In this paper, a novel broadband Doherty power amplifier based on the continuous-mode technique (C-DPA) is proposed. The amplifier is focused on manipulating harmonic components in a Doherty power amplifier (DPA) structure to achieve improved bandwidth and efficiency. In a conventional DPA, harmonic isolation is typically required between the two transistors to prevent them from modulating each other at harmonic frequencies. However, as presented in this paper, such isolation is not actually necessary. On the contrary, by allowing the two transistors to modulate each other at harmonic frequencies with the help of a properly designed postharmonic tuning network, a series of highly efficient DPA modes can be created over a continuous frequency band, leading to a broadband C-DPA. Based on the proposed method, an example of a C-DPA working from 1.65 to 2.75 GHz was designed.
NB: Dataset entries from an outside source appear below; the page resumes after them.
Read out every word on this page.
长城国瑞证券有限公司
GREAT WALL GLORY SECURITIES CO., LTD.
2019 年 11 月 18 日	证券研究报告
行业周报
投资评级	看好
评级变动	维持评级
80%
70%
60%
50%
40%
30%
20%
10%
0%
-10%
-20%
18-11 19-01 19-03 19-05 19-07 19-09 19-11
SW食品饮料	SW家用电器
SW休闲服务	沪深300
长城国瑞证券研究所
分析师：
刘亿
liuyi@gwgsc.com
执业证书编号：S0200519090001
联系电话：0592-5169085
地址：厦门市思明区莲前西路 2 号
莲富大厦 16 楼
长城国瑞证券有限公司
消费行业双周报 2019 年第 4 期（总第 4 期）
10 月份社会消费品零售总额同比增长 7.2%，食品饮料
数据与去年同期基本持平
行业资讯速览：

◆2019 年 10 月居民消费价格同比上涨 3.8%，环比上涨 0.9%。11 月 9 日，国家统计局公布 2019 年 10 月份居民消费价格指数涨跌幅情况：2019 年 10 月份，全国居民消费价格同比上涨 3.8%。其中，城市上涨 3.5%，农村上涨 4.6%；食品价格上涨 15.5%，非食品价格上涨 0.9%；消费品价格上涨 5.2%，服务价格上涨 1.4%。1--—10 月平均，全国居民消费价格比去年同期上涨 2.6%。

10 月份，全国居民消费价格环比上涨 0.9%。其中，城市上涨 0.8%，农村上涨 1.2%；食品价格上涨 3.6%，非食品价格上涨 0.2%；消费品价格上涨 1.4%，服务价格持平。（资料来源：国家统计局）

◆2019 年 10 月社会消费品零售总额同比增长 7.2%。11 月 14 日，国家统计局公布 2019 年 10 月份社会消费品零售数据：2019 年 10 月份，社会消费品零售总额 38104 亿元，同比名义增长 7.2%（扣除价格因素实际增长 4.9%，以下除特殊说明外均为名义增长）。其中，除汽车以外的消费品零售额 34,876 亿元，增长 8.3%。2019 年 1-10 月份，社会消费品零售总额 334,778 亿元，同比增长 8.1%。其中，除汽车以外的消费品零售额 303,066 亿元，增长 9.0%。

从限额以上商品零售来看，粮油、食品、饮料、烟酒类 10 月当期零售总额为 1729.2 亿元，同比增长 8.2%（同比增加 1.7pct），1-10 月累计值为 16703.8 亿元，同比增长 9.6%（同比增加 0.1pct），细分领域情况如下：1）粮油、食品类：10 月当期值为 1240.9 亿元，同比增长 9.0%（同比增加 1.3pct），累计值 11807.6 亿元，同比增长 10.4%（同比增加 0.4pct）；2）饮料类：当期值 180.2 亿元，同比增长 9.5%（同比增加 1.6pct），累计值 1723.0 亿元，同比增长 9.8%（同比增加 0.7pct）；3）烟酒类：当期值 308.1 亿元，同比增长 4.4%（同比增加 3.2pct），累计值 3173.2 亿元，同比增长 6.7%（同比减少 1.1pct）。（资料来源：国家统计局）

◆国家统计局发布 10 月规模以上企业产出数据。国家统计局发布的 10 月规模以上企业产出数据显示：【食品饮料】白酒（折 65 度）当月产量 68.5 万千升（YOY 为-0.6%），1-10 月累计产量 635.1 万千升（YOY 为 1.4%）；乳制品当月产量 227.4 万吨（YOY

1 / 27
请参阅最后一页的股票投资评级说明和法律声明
According to the measured results, the designed C-DPA exhibits a 52%–66% efficiency at a −6 dB power backoff and a power utilization factor higher than 1.08 over the 1.1-GHz band. In addition, when simulated by a 7.5-dB peak-to-average power ratio 20-MHz LTE signal, the example C-DPA exhibits an efficiency of 46%–62% while maintaining an adjacent channel power ratio below −45 dBc after linearization over the full 1.1-GHz band. To the best of our knowledge, this is the first proposed C-DPA and a state-of-the-art performance for broadband DPAs.